JF: The idea of MCMC methods is to wander randomly in a space of trees in such a way as to settle down into an equilibrium distsribution of trees that has the desired distribution (in this case, the Bayesian posterior).
TE: OK
JF: Imagine all possible trees, connected to each other so as to form a connected graph.
TE: OK
JF: Suppose we know the distribution of trees f(T) that we want.
TE: Hunnh?
So, putting off for a moment the search for just the right explanation that will yield enlightenment, let's return to the simulation from yesterday. We generate a series of 9 models named 'A' through 'I' with assigned likelihoods 0.1, 0.2, .. 0.9. These values were assigned randomly (for no good reason) and it happens that they are in this order: BCFHEDGIA (B = 0.1, A = 0.9).

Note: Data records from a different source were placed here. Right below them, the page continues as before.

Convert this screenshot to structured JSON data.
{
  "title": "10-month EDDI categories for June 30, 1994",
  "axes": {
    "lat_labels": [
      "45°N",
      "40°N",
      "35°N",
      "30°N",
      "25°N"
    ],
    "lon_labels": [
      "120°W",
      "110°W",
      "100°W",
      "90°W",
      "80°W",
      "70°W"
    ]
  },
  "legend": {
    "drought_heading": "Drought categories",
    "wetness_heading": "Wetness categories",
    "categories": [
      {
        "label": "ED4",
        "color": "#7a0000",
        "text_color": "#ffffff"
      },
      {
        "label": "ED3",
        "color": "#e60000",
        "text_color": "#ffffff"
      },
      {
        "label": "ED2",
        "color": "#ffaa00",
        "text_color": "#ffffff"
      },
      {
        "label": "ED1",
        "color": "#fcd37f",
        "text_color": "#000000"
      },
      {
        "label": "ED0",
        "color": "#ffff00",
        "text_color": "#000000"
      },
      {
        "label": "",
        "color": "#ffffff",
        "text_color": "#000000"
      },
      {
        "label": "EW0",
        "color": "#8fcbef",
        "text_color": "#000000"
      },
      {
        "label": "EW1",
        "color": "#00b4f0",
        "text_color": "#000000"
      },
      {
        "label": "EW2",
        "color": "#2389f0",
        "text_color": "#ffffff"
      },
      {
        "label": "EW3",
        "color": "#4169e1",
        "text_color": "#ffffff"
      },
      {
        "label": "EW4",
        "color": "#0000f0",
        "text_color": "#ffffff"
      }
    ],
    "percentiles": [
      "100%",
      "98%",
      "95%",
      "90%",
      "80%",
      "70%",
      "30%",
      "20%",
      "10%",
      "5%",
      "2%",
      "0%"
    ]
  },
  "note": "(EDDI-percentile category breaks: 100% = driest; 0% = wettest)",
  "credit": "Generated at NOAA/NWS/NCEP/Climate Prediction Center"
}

Next we construct a Markov chain---a chain whose next step depends only on the current step and not on the previous path, according to a special rule. We wander along this chain, and at the end, we compute the frequency at which we saw the various models. The relative frequencies in the Markov chain will be proportional to their likelihoods.
In fact, the first simulation that I ran just generated the next model randomly, independent of the current position. We compared the likelihood q of the proposal to the likelihood p of the current model. If q > p, we move. If q < p, we still move but only with probability q/p, otherwise we re-sample the current model. The ratio q/p is called the acceptance ratio.

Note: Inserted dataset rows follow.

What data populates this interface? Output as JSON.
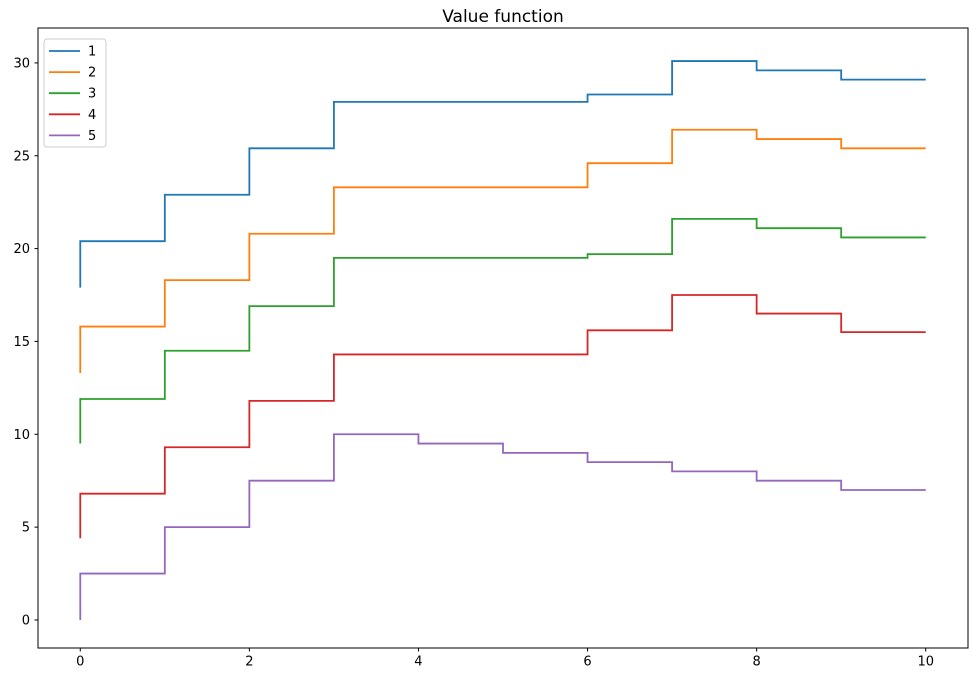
{
  "chart_data": {
    "type": "line",
    "subtype": "step-pre",
    "title": "Value function",
    "xlabel": "",
    "ylabel": "",
    "x": [
      0,
      1,
      2,
      3,
      4,
      5,
      6,
      7,
      8,
      9,
      10
    ],
    "series": [
      {
        "name": "1",
        "color": "#1f77b4",
        "values": [
          17.9,
          20.4,
          22.9,
          25.4,
          27.9,
          27.9,
          27.9,
          28.3,
          30.1,
          29.6,
          29.1
        ]
      },
      {
        "name": "2",
        "color": "#ff7f0e",
        "values": [
          13.3,
          15.8,
          18.3,
          20.8,
          23.3,
          23.3,
          23.3,
          24.6,
          26.4,
          25.9,
          25.4
        ]
      },
      {
        "name": "3",
        "color": "#2ca02c",
        "values": [
          9.5,
          11.9,
          14.5,
          16.9,
          19.5,
          19.5,
          19.5,
          19.7,
          21.6,
          21.1,
          20.6
        ]
      },
      {
        "name": "4",
        "color": "#d62728",
        "values": [
          4.4,
          6.8,
          9.3,
          11.8,
          14.3,
          14.3,
          14.3,
          15.6,
          17.5,
          16.5,
          15.5
        ]
      },
      {
        "name": "5",
        "color": "#9467bd",
        "values": [
          0.0,
          2.5,
          5.0,
          7.5,
          10.0,
          9.5,
          9.0,
          8.5,
          8.0,
          7.5,
          7.0
        ]
      }
    ],
    "xticks": [
      0,
      2,
      4,
      6,
      8,
      10
    ],
    "xtick_labels": [
      "0",
      "2",
      "4",
      "6",
      "8",
      "10"
    ],
    "yticks": [
      0,
      5,
      10,
      15,
      20,
      25,
      30
    ],
    "ytick_labels": [
      "0",
      "5",
      "10",
      "15",
      "20",
      "25",
      "30"
    ],
    "xlim": [
      -0.5,
      10.5
    ],
    "ylim": [
      -1.51,
      31.88
    ],
    "grid": false,
    "legend_position": "upper left",
    "line_width": 1.8,
    "spine_color": "#000000",
    "background_color": "#ffffff"
  }
}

This gives the correct distribution even though it's not really MCMC. It's like throwing darts at the unit square to evaluate the area under the curve y = x2 (here). Where it fails is in searching a "tree and parameter space" that is high-dimensional and mostly very low likelihood. Then the random method cannot get enough good samples because it's too inefficient.

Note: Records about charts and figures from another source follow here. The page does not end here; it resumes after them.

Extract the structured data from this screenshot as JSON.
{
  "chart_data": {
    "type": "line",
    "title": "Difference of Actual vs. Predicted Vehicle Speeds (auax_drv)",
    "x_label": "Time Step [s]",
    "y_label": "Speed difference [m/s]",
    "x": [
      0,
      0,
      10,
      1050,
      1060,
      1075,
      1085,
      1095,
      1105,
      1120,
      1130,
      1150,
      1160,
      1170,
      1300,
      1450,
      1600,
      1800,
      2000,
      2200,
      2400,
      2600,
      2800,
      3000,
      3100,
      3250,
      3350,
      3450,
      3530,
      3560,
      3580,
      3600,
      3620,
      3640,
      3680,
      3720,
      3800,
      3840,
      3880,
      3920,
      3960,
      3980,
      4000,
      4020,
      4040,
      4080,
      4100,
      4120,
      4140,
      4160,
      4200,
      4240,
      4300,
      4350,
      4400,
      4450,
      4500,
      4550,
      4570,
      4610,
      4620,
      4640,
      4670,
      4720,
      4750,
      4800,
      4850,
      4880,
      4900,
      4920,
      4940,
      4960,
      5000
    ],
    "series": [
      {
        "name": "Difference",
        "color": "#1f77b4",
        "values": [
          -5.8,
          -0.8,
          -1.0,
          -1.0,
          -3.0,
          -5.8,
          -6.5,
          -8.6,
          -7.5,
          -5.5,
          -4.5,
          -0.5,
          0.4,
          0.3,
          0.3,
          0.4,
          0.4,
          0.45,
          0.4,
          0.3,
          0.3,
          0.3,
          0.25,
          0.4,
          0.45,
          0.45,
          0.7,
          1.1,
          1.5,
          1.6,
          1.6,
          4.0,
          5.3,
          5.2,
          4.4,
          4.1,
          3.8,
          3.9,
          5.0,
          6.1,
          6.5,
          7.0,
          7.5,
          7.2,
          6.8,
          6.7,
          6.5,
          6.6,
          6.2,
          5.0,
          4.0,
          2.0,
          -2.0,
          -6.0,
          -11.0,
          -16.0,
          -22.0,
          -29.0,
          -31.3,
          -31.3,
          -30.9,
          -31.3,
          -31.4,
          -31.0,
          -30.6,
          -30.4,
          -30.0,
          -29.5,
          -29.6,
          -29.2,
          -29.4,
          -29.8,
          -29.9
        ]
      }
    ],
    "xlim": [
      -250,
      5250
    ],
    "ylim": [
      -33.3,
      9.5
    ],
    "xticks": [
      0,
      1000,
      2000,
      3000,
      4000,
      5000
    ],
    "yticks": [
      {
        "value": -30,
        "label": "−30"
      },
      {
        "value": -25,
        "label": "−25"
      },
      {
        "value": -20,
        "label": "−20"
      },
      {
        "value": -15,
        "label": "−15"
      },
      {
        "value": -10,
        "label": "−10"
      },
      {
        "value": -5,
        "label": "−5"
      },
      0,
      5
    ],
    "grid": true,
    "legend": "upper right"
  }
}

The second method, which is shown in the code that I posted, uses what I think is a particular example of the Metropolis version of MCMC. To make the next move, we choose a proposal whose name is adjacent in the alphabet. From 'C' we choose either 'B' or 'D', from 'I' we choose 'H' or 'A', wrapping around. We calculate the acceptance ratio and act accordingly, as above. The demo showed that this method works, it generates a sample in which the models appear in proportion to their likelihoods. It may converge on the correct distribution faster than the random method, I'm not sure yet.
The critical feature of the Metropolis version is called 'detailed balance', which means that the probability of moving from model i to model j is equal to the reverse:
P(Mj|Mi) = P(Mi|Mj)
The Hastings modification allows us to use proposal distributions in which detailed balance doesn't hold. In the modified version of the simulation (code below), I generated a list where the models are present at different frequencies in order ABCDEFGHI. Now, for all i and j:
P(Mj|Mi) ≠ P(Mi|Mj)
for example:
P(MA|MD) = 4 x P(MD|MA)
But MCMC still works if we apply a correction to the acceptance ratio. I compute what I call the "bias", the ratio between the frequencies of the proposal and the current model in the list of models from which proposals are generated. if the acceptance ratio is divided by the bias, then we get the right distribution.
Wigner has a 1960 paper called "The Unreasonable Effectiveness of Mathematics in the Natural Sciences." (wikipedia) It seems to me that the thing we need to understand about MCMC is not how it gets the right distribution of models according to their likelihoods, but why it is successful in finding peaks of probability density in a multi-dimensional space that is not unlike the galaxy---mostly very low density. I'm betting that even MCMC wouldn't work well in this case; I think there has to be some trail of probability density to follow in order to find the peaks.